Episodi come l'opener "Cosmic Kaishakunin", "Rheopolis" e "Völkerwanderung" racchiudono il modo d'intendere la musica dei The Fërtility Cült, viene generata da un incontro di menti che si elettrizza e istintivamente modella le composizioni evitando schemi e metodologie prefissate, sono la passione e il lavoro jam-oriented a far evolvere il nucleo iniziale. Non c'è quindi nessuna direzione precisa da percorrere, piuttosto un'estrema voglia di divertirsi innalzando un suono però maturo e ricco di sfaccettature, fuzz-groove e una coltre psichedelica in cui la voce di Kaila serpeggia ritagliandosi gli spazi vitali più consoni, aiutati e supportati dalle fantastiche rifiniture d'organo donate da Antti Loponen. 

Il disco è un autoprodotto ma come sempre più spesso avviene è facile trovarsi fra le mani un prodotto dalle indubbie qualità, anche grazie a un operato dietro al mixer fatto con i dovuti accorgimenti, pulito e molto più che semplicemente apprezzabile, ogni peculiarità di "Eschatology" è definita e piacevolmente ascoltabile. 
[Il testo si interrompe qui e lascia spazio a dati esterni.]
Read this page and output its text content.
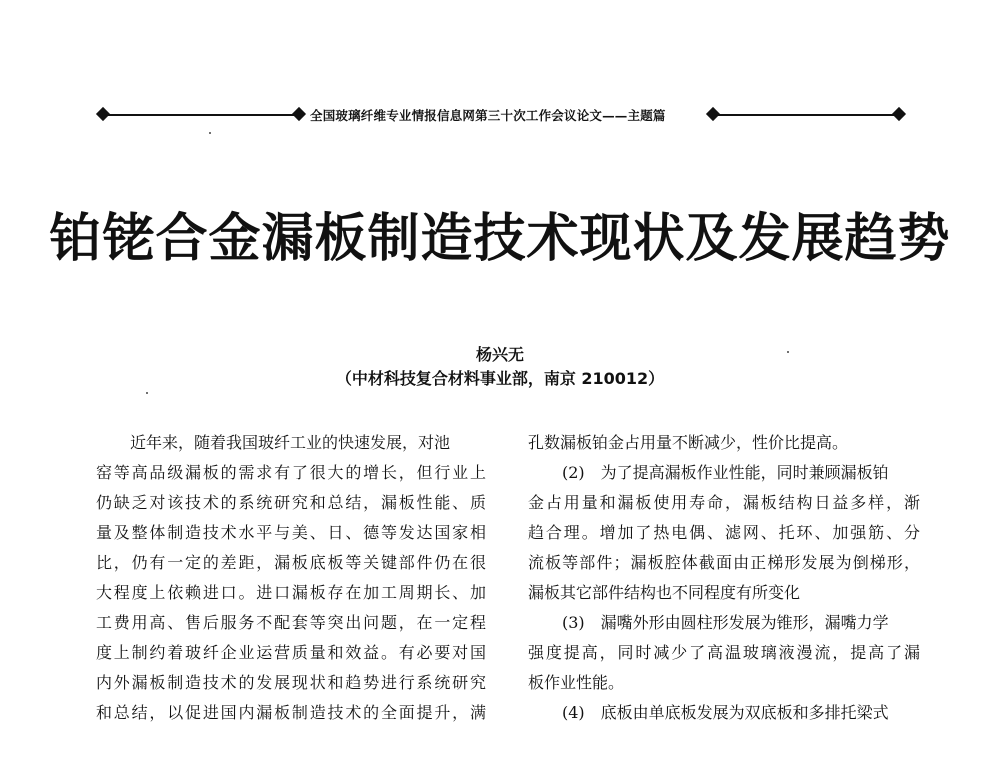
全国玻璃纤维专业情报信息网第三十次工作会议论文——主题篇
铂铑合金漏板制造技术现状及发展趋势
杨兴无
（中材科技复合材料事业部，南京 210012）
近年来，随着我国玻纤工业的快速发展，对池
窑等高品级漏板的需求有了很大的增长，但行业上
仍缺乏对该技术的系统研究和总结，漏板性能、质
量及整体制造技术水平与美、日、德等发达国家相
比，仍有一定的差距，漏板底板等关键部件仍在很
大程度上依赖进口。进口漏板存在加工周期长、加
工费用高、售后服务不配套等突出问题，在一定程
度上制约着玻纤企业运营质量和效益。有必要对国
内外漏板制造技术的发展现状和趋势进行系统研究
和总结，以促进国内漏板制造技术的全面提升，满
孔数漏板铂金占用量不断减少，性价比提高。
(2)　为了提高漏板作业性能，同时兼顾漏板铂
金占用量和漏板使用寿命，漏板结构日益多样，渐
趋合理。增加了热电偶、滤网、托环、加强筋、分
流板等部件；漏板腔体截面由正梯形发展为倒梯形，
漏板其它部件结构也不同程度有所变化
(3)　漏嘴外形由圆柱形发展为锥形，漏嘴力学
强度提高，同时减少了高温玻璃液漫流，提高了漏
板作业性能。
(4)　底板由单底板发展为双底板和多排托梁式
Dal punto di vista grafico, presentano un digipak dai toni scuri dove il rosso e il nero sono i colori dominanti, la raffigurazione di due sacerdotesse devote al culto di demiurghi lascivi il tutto in salsa Black Sabbath, cito le parole descrittive impresse sullo space della formazione per chiarire al meglio il concetto:

A band of astral travellers and planewalkers fulfilling pledges to preternatural cosmic cow deities and hypersensual fertility priestesses channeling aural psychotropic revelations from time immemorial through subterranean cults of clandestine rites of fervent nefarious fluid exchanges taking place in ancient isthmic necropolises inhabited by keepers of arcane legacies of feline-headed copulatress hierophants practicing idolatry of lascivious demiurge vixens while listening to Black Sabbath.

Beh, un giorno spero di partecipare anch'io a uno di questi rituali dotati di questo tipo d'incitamento sonoro, nel frattempo mi consolo mandando per l'ennesima volta on air "Eschatology", se non l'avete ancora fatto, non perdete altro tempo il viaggio deve pur aver inizio, press play please!!!